As a country, how can we checkmate brain drain?

The best possible way to checkmate brain drain is to identify why people are leaving the country. Some of the reasons are insecurity, poor infrastructure and poor systems. So checkmating the best talent leaving Nigeria will be based on competences of those managing the economy in various sectors. When the economic managers do their best to ensure that electricity, security, infrastructure and other systems function well and their competences are at top notch, the economy will change and people will see a reason to change or come back home.

You celebrated Africa Day in your office, what is the celebration all about?

Africa Day is a day to celebrate Africa’s race, the continent, the innovation and technology across the continent. At SeamlessHR, what is important is Africa and how we help African businesses get better, how we connect employers with employees. I had the opportunity to work with firms with global presence, but I felt I can do this back home, build systems and assist organisations grow. It is a day to celebrate our race and green continent and innovations coming from Africa and remind ourselves that we are still the fertile and resource bank of the world.

What are the plans for expansion in Africa?

This year, our focus is on East and West Africa, with Nigeria and Ghana as our hubs. We are closing a deal in Gambia whilst spreading in West Africa. In East Africa, our office is in Nairobi and from there we expand to Ethiopia, Uganda, Tanzania. Across the continent, regulations, compliance, tax laws, the laws are there but people use it in different ways. Next year, we will move to Southern Africa, and Egypt in Northern Africa.
We also have plans expanding out of Africa but not immediately. The goal is to own the African space now and from there we can export technology out of Africa.

In all these scenario of opportunities in this business, where are the challenges?

The biggest challenge is talent in the continent and finding the right people. About 40% of my job is hiring and ensuring we hire the right people to do certain tasks. Finding the right talent to key into the vision and do the job is always a challenge. But we are overcoming it through internship and culture. Second one is technology. Before Covid, people were non receptive and traditional in doing things but Covid elevated the awareness of technology.

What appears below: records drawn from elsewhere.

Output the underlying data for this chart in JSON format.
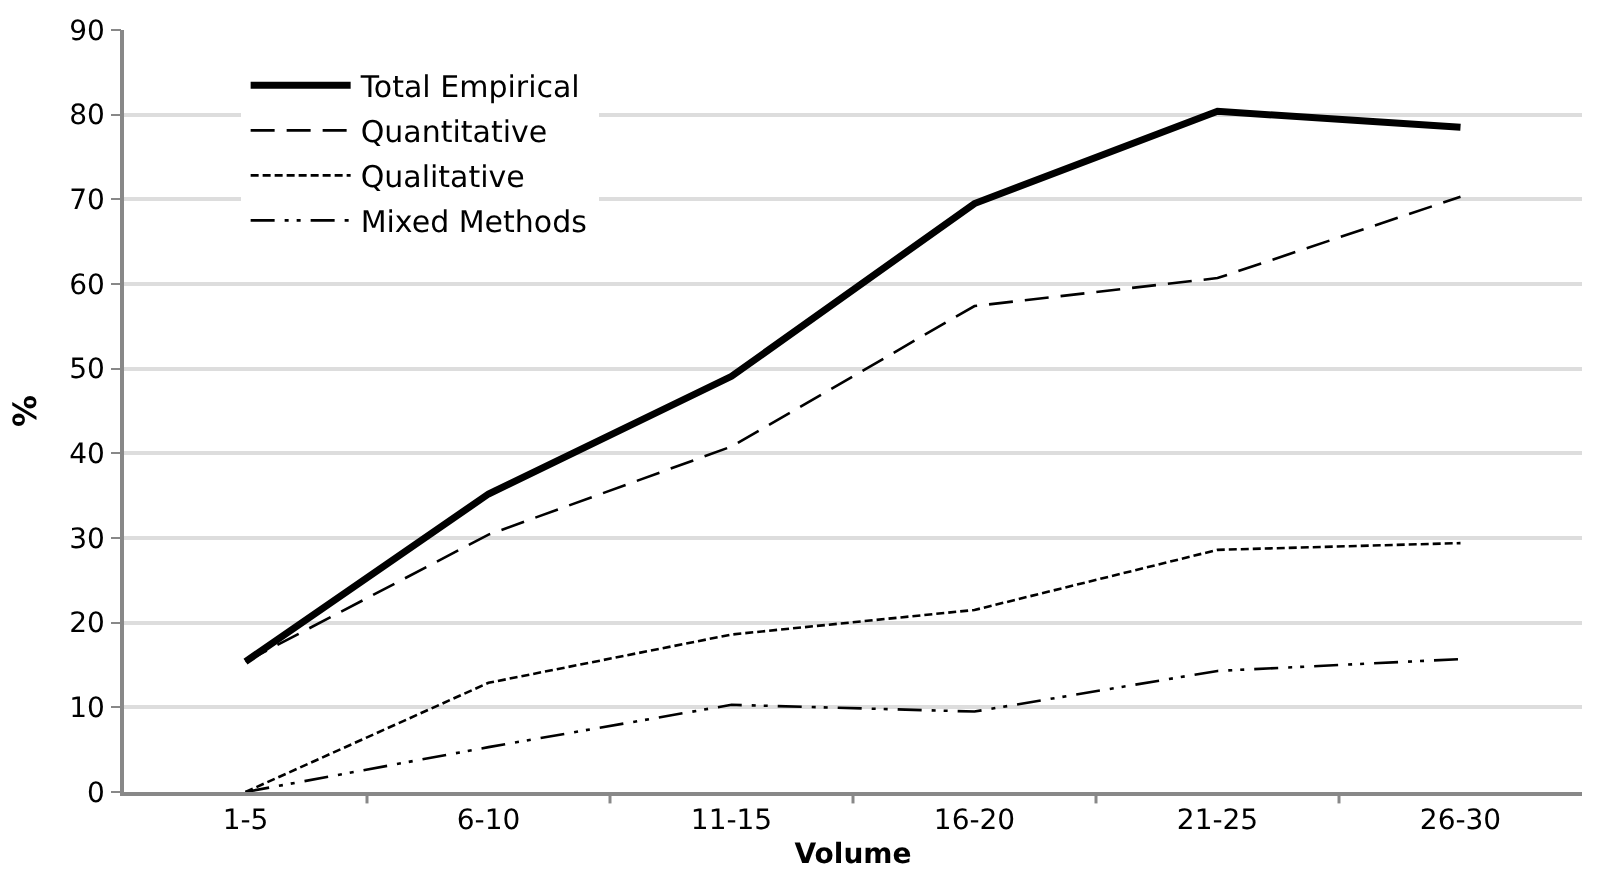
{
  "chart_data": {
    "type": "line",
    "xlabel": "Volume",
    "ylabel": "%",
    "categories": [
      "1-5",
      "6-10",
      "11-15",
      "16-20",
      "21-25",
      "26-30"
    ],
    "series": [
      {
        "name": "Total Empirical",
        "color": "#000000",
        "line_style": "solid",
        "values": [
          15.4,
          35.2,
          49.1,
          69.5,
          80.4,
          78.5
        ]
      },
      {
        "name": "Quantitative",
        "color": "#000000",
        "line_style": "dashed",
        "values": [
          15.4,
          30.4,
          40.8,
          57.4,
          60.7,
          70.3
        ]
      },
      {
        "name": "Qualitative",
        "color": "#000000",
        "line_style": "dotted",
        "values": [
          0,
          12.9,
          18.6,
          21.5,
          28.6,
          29.4
        ]
      },
      {
        "name": "Mixed Methods",
        "color": "#000000",
        "line_style": "dashdotdot",
        "values": [
          0,
          5.3,
          10.3,
          9.5,
          14.3,
          15.7
        ]
      }
    ],
    "ylim": [
      0,
      90
    ],
    "yticks": [
      0,
      10,
      20,
      30,
      40,
      50,
      60,
      70,
      80,
      90
    ],
    "grid": "y",
    "legend": "top left",
    "marker": "none"
  }
}
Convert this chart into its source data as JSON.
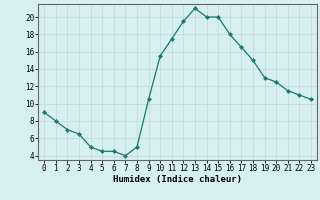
{
  "x": [
    0,
    1,
    2,
    3,
    4,
    5,
    6,
    7,
    8,
    9,
    10,
    11,
    12,
    13,
    14,
    15,
    16,
    17,
    18,
    19,
    20,
    21,
    22,
    23
  ],
  "y": [
    9,
    8,
    7,
    6.5,
    5,
    4.5,
    4.5,
    4,
    5,
    10.5,
    15.5,
    17.5,
    19.5,
    21,
    20,
    20,
    18,
    16.5,
    15,
    13,
    12.5,
    11.5,
    11,
    10.5
  ],
  "line_color": "#1a7a6e",
  "marker": "D",
  "marker_size": 2.0,
  "bg_color": "#d6f0ef",
  "grid_color": "#c8dede",
  "xlabel": "Humidex (Indice chaleur)",
  "xlabel_fontsize": 6.5,
  "tick_fontsize": 5.5,
  "ylim": [
    3.5,
    21.5
  ],
  "xlim": [
    -0.5,
    23.5
  ],
  "yticks": [
    4,
    6,
    8,
    10,
    12,
    14,
    16,
    18,
    20
  ],
  "xticks": [
    0,
    1,
    2,
    3,
    4,
    5,
    6,
    7,
    8,
    9,
    10,
    11,
    12,
    13,
    14,
    15,
    16,
    17,
    18,
    19,
    20,
    21,
    22,
    23
  ]
}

Looking at the economies across Africa, What advice do you have for the government to allow entrepreneurship thrive, especially among the youth?

Before we started this company, I have worked in some organisations and I was irked by the traditional ways of doing things. This kills innovations. The companies are learning now as most of these organisations are disrupted by innovation. What I will say to the youth is that the sky’s the limit. As long as they have the vision and the drive to make a change, everything can be disrupted as innovation has no end. They should be ready to make mistakes, but they should fail fast and fail forward. For the government, the future of every country is the youth; 18 – 40 years. Government should create a safe environment and provide amenities and tax free for various businesses owned by the youth so that they can thrive and be innovative. At the end, the country will earn it back.